Dr Szuba pokazał reporterowi oryginał dokumentów przesłanych do Ministerstwa Zdrowia 19 października 2007 r. Dokument opisywał ivabradynę jako lek stworzony wyłącznie po to, by zarabiać pieniądze dla producenta - francuskiej firmy Servier - a nie leczyć dusznicę. Na dokumencie widnieje wytłuszczony nagłówek: ivabradyna - nie refundować. W wersji opublikowanej przez resort zdrowia Towarzystwo popiera refundację.

Mało tego. Radio TOK FM twierdzi, że Bolesław Piecha kłamał, gdy mówił, że refundację poparło Polskie Towarzystwo Kardiologiczne (PTK). Tak zeznawał, gdy wyszło na jaw, że tuż przed umieszczeniem specyfiku na liście leków refundowanych spotykał się z przedstawicielem firmy Servier.

Prof. Tomasz Pasierski z PTK mówi, że nigdy nie poparłby refundacji dla ivabradyny. PTK było nawet proszone przez przedstawiciela firmy Servier, Roberta Pachockiego (to ten sam, który spotykał się z Piechą), o udzielenie poparcia dla wpisania ivabradyny do programu lekowego (to znacznie mniejszy zakres niż refundacja). Towarzystwo nawet tego odmówiło.

Na tym nie kończą się krętactwa w resorcie zdrowia. Pół roku wcześniej ministerstwo zamówiło ekspertyzę dotyczącą ivabradyny u prof. Zbigniewa Gacionga, krajowego konsultanta w dziedzinie chorób wewnętrznych. Ta opinia - również negatywna - nigdy nie ujrzała światła dziennego.
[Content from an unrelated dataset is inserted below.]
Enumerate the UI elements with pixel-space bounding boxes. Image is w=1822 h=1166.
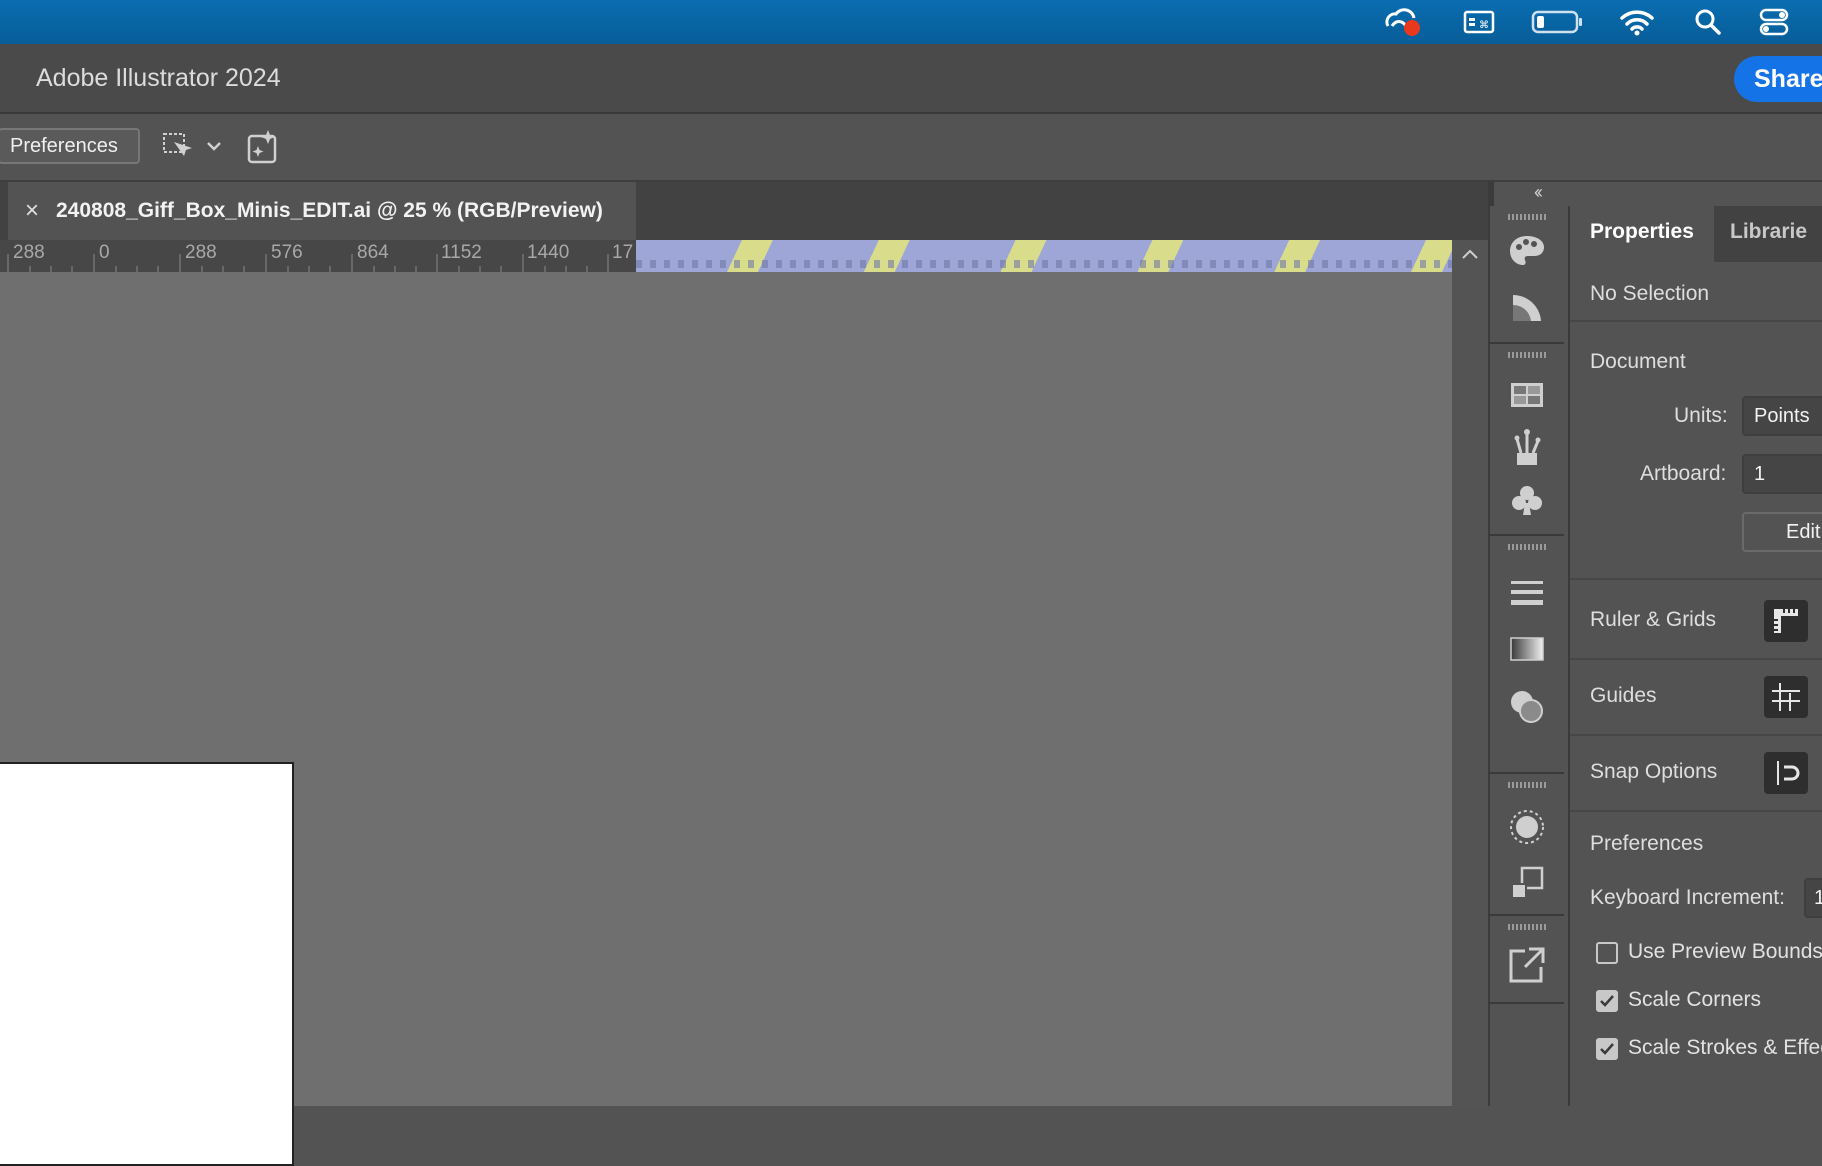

Były wiceminister zdrowia Bolesław Piecha powoływał się także na opinię dotyczącą Ivabradyny prof. Witolda Rużyłło, jednego z najbardziej znanych polskich kardiologów. Opinia miała być pozytywna. Wczoraj prof. Rużyłło stwierdził, że nigdy na zamówienie Ministerstwa Zdrowia nie stworzył żadnej opinii dotyczącej ivabrydyny.